Устинья ойкнула, схватила бадью с земли и засеменила прочь от взволнованного барина. Беги, баба, поспешай, баля́ба.
Яков Лихой приблизился к плетню и принялся истово мочалить изгородь кривой саблей — на землю посыпались ошмётки посечённых ветло́вых прутьев. Кончив крушить забор, рубака отступил на шаг назад и осмотрел прореху. Скверная работа — космоса нет. Правая часть более неровная, много ошмётков торчит.
Шаг вперёд. Удар. Ещё атака! На! На! Удар! С-сука! Ещё удар! Атака! На! На! Блядство! Уф...
Рубильщик сызнова отступил назад. Теперь — порядок. На красном овале чела проступила борозда-колея. Крутые да ослизлые края имела эта борозда. Коловращение, пучина. Никак из этой борозды не выбиться. Гнев и отчаянье. Кто там сверху лыбится?! Будет вам, будет!!!
“Близок великий день Господа... поспешает: уже слышен голос дня Господня; горько возопиет тогда и самый храбрый!” Ша! Вздымается и опускается грудина. Ша! “...День скорби и тесноты, день опустошения и разорения, день тьмы и мрака, день облака и мглы... Ни серебро их, ни золото их, не может спасти... огнём ревности Его пожрана будет вся эта земля, ибо истребление, и притом внезапное, совершит Он над всеми жителями земли...”
Ша, стольник! Смирение, благочестие, спокойствие. Tardius*…
tardius (лат.) — медленнее
В угловой светёлке хором стояла у окна теремная Царица имения — Марфа Михайловна Лихая. Хозяйка проворно перебирала пальцами смарагдовое ожерелье и с сочувствием глядела на то, как её муж крушил в неистовстве плетённую изгородь. Барыня сразумела: Яков Данилович остаётся трудиться на прежней должности: подливать вино, нарезать мясо, раскладывать по столу расписные рушники...
Смарагдовые каменья бабушкиного наследия искрились тусклым свечением. Зелёные глаза барыни также сияли особым светом. А Царица хором, в самом деле, вовсе не теремная: вздор это, враки и сдергоу́мие.
Царица была подклётная...
Часть 2. Кормящий кормчего. Глава 1. Супротив устоев отцов
Миновала седмица и два дня с того momentum, как стольник Яков Лихой крушил кривой персидской саблей плетённую изгородь у себя в имении. Яков Данилович и Государь снова сели за шахматы. Первый раз после того памятного разговора у окна, когда самодержец стоял к нему спиной... Мысли в голове стольника теснились суетливыми волнищами и разбивались о скалу непроницаемого лица Царя пузырчатыми бурунами. Шахматная баталия не задалась. Прошло немало времени, как супостаты за столик уселись, но никто из противников ещё не срубил друг у друга ни единой фигуры.
Горечь вприкуску с негодованием. “Он сказал им в ответ: если они умолкнут, то камни возопиют…” Темень кромешная.
— Молви мне, Яков Данилович. Ты кем в Стольный Град прибыл?
— Зелёным юнцом, Государь. Ни кола, ни двора — сирота убогий.
— Я тебе что жаловал, говори.
— Золотом осыпал, великий Царь. Имение даровал, полсотни душ крестьянских в придачу вручил. Прибрал во Дворец мою личность. Ныне стольник я при тебе и верный слуга твоей милости.

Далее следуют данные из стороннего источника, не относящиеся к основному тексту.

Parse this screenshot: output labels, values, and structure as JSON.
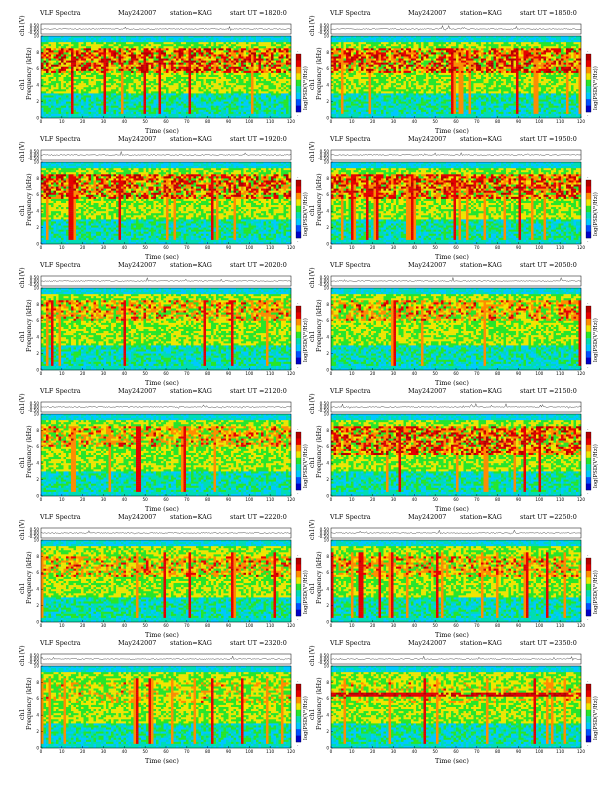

— Захарий Татищин, начальник твой... старый, что прошлогодняя кочерыжка. Я на его место тебя ставлю. Кравчий будешь.
Яков Лихой задумался... “Кравчий — первый управитель царского стола. Личный кормящий кормчего — свой человек. Великая честь мне, воложанину худородному. Первый среди стольников, но и не первейшие по важности заботы Отечества…”
— Не сумел я пойти супротив древних порядков. Имей разум, Яков Данилович. Аз есмь — кесарь. Много вериг на себе держу.
Государь поднял благородные телеса с резного табурета и отошёл к тому самому окну. И снова он стал спиной к Якову Лихому. Воложанский дворянин остался сидеть за шахматным столом.
— Великий Государь, коли я теперь — кравчий в Детинце, дозволь мне дружину лепить по своему разумению. Валанда́ев и вертопрахов не почитаю я. Стольников Догуновых, двух братцев, пятигузов можайских, гнать в шею желаю с кухни.
— Твоё хозяйство — твоя воля...
Яков Лихой опомнился и встал с табурета. Государь не сидел — и ему не по чести рассиживаться в присутствии кесаря. Хоть бы Царь к нему и спиной стоял. А ещё Догуновых назвал пятигузами! “Надо бы на коленки пасть в благодарности!” Новоиспечённый кравчий подлетел к Государю и припал коленями к полу.